What happens to your medical insurance after you divorce?

When you get divorced, one of the things that you have to consider is how it’s going to affect your insurance. If your spouse has health care insurance and you don’t, things can get very expensive very fast.

The court will likely order your spouse to keep the kids on his or her insurance, but you won’t automatically be entitled to coverage.

Due to the Consolidated Omnibus Budget Reconciliation Act, your spouse’s employer must keep you on the company’s insurance plan for up to 36 months (if you follow the correct procedure about requesting it), but it will cost you a lot more than you are probably used to paying—102 percent of the group rate.
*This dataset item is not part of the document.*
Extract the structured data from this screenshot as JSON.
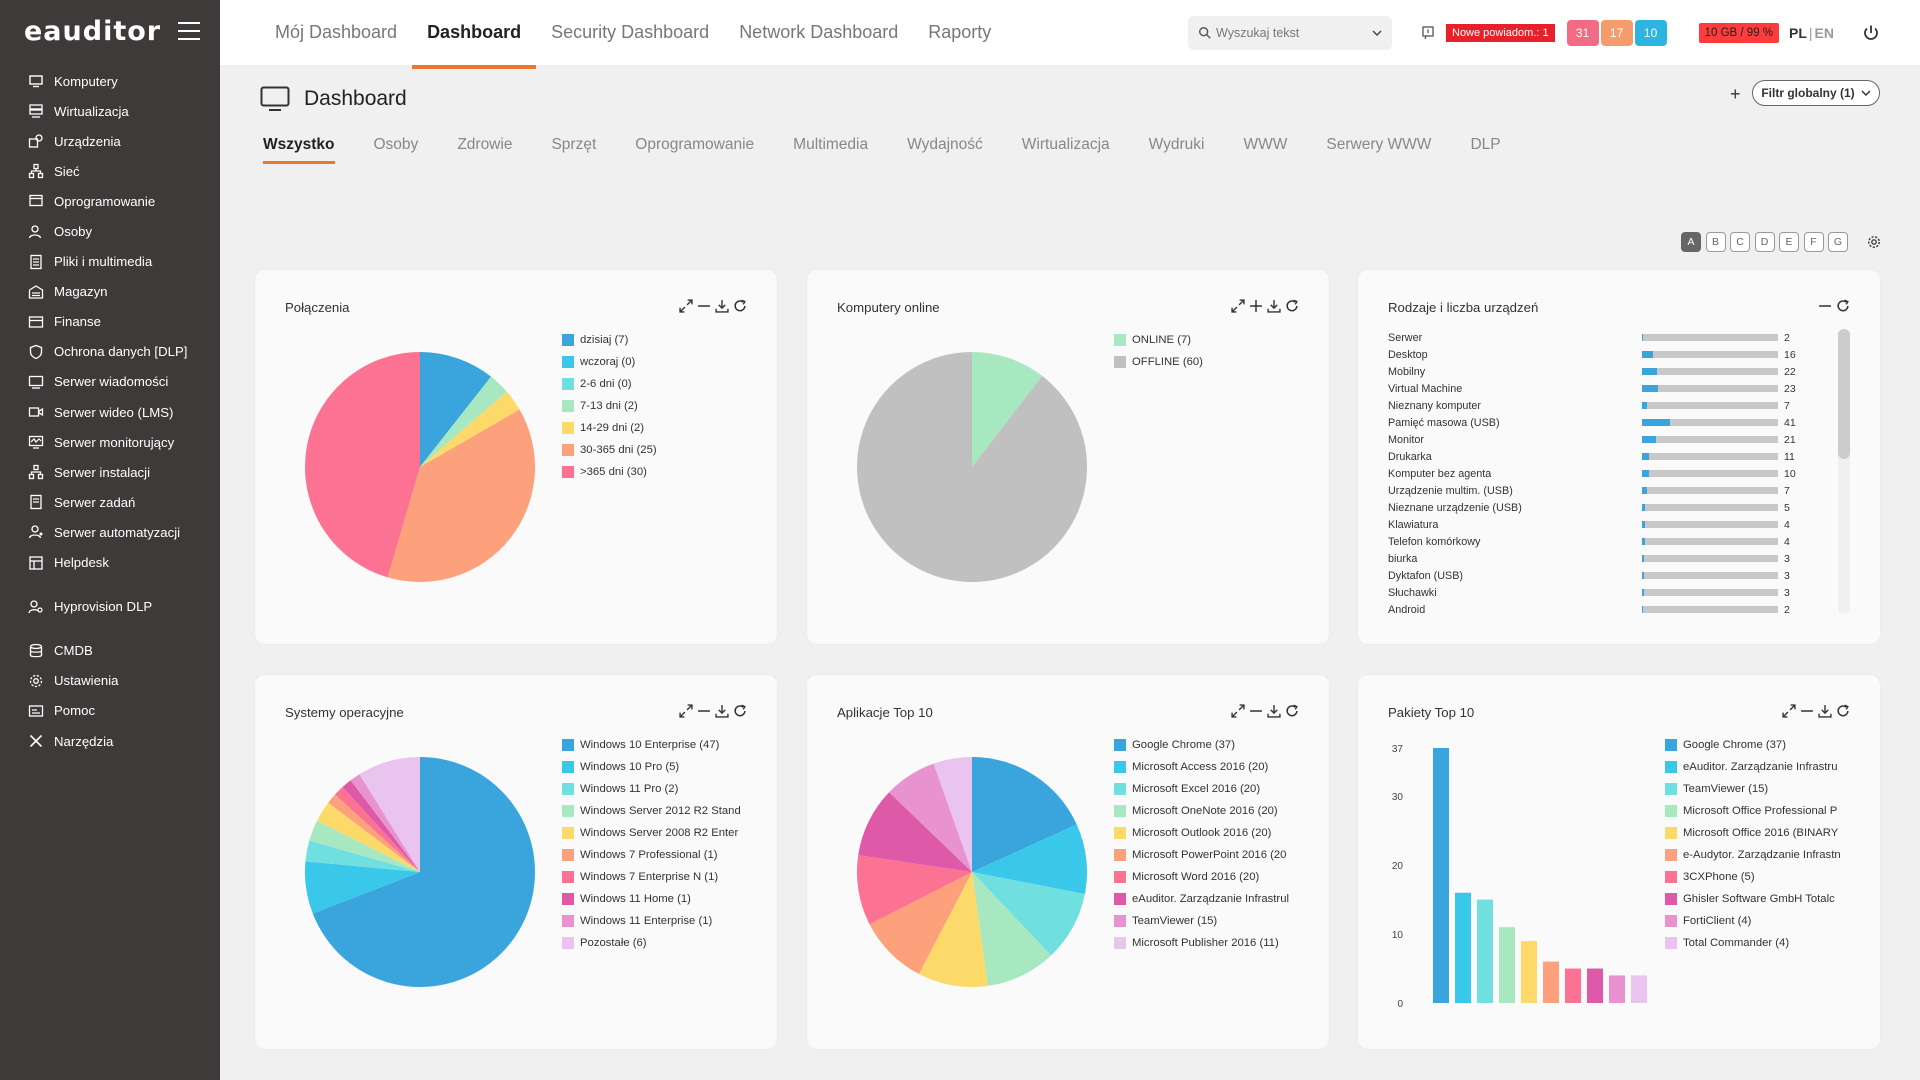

That’s probably significantly more than you’re expecting if your spouse’s employer has always kicked in part of the coverage.

Who exactly has to pay for the COBRA coverage is often a question for the judge. In some long-term marriages where one spouse has always been the been the wage-earner, the judge will order that spouse to pay the COBRA benefits for a period of time while the dependent spouse gets on his or her feet. In other cases, the dependent spouse has to foot the bill.

Sometimes, if the spouse with the insurance coverage has been ordered to pay the insurance premiums for a period of time, he or she will “neglect” to tell his or her employer about the divorce in order to avoid paying the additional cost for the COBRA insurance. In other cases, the spouse that was dependent will play on the sympathies of his or her ex and ask an ex-spouse to pretend that the divorce didn’t happen in order to avoid the prohibitive payments.

That’s insurance fraud can ultimately land you and your spouse in a lot of trouble.

For example, a Michigan couple has recently been charged with health insurance fraud. The couple divorced in 2014, ending the wife’s eligibility to health insurance through her spouse’s employer. While it’s unclear why her ex-spouse didn’t notify his employer of the change, he did admit that he knew his ex-wife was continuing to use his medical insurance illegally. She managed to accrue $113,000 in medical care services in a 15-month period.

Divorce is about new beginnings as much as it is about endings—don’t complicate your new beginning by making a major mistake right at the start.